VC Pines: I’ve actually really thought about this and I can nail this question! One was to read more books. I was reading loads during lockdown and then as life got busier and busier I kind of fell off that a little bit. The second one is to nail my chocolate addiction. Once I have a bit of chocolate I just can’t stop! The third one was to try and ignore my FOMO (fear-of-missing-out). I’ve been saying yes to everything and just burning myself. I feel like because I’m more confident in my music, I’m more confident in saying no to things or like skipping this, but going to that. Do you know what it was? I’d say yes to everything and then the things that were actually really important or really good to go to or see, I was knackered doing that and then not really enjoying it.
Maria: Those are good ones! So do you have any goals music-wise for this year?
VC Pines: There’s loads of things coming up and I’m gonna announce them bit by bit, but yeah this year is really well planned out and there’s loads coming…
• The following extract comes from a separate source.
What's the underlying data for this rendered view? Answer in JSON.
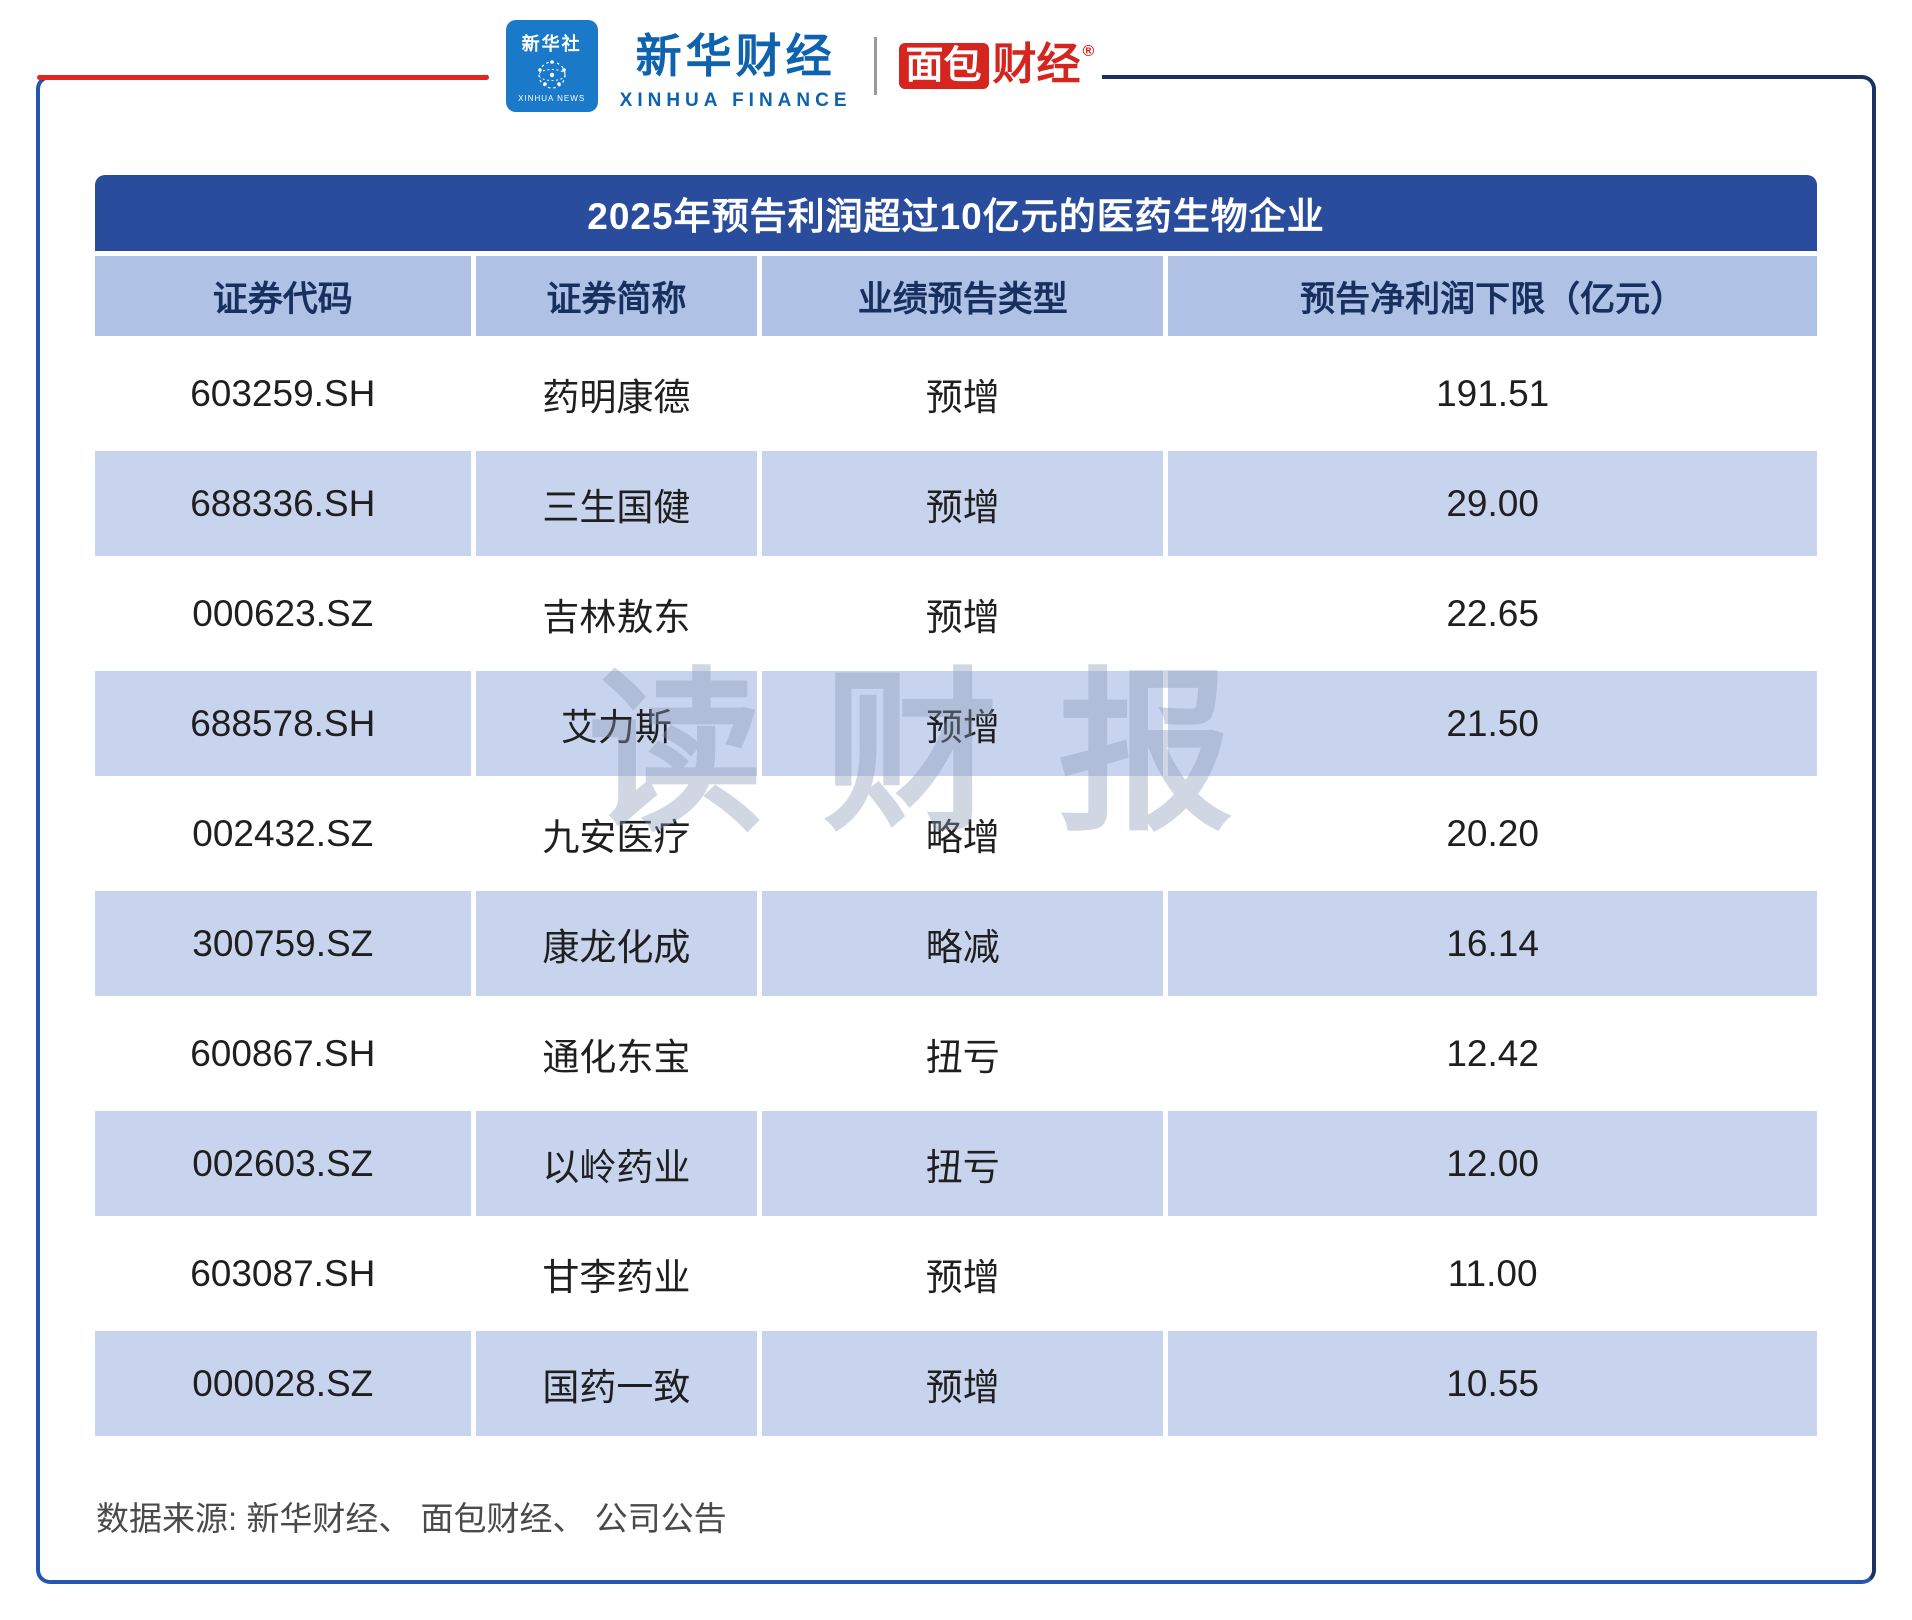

Maria: As we come to the end of Jan and people might have felt inspired to start making music or maybe try and take their music to the next level this year…what advice would you give to them?
VC Pines: Work out what sound naturally comes from you and roll with it. See what people think but don’t take too many bits of advice as gospel. Take things on board but use them in your own way otherwise you get confused. You can ask two people from the same office and they’ll give you conflicting advice, the truth is no one knows what they’re doing in this industry. So just do what you think and then if it doesn’t work there’s no one to blame or you can just say the world isn’t ready for your music right now, but maybe they will be in six months time. I think that’s it, take people’s advice on board, but don’t listen to too many people and take it too literally.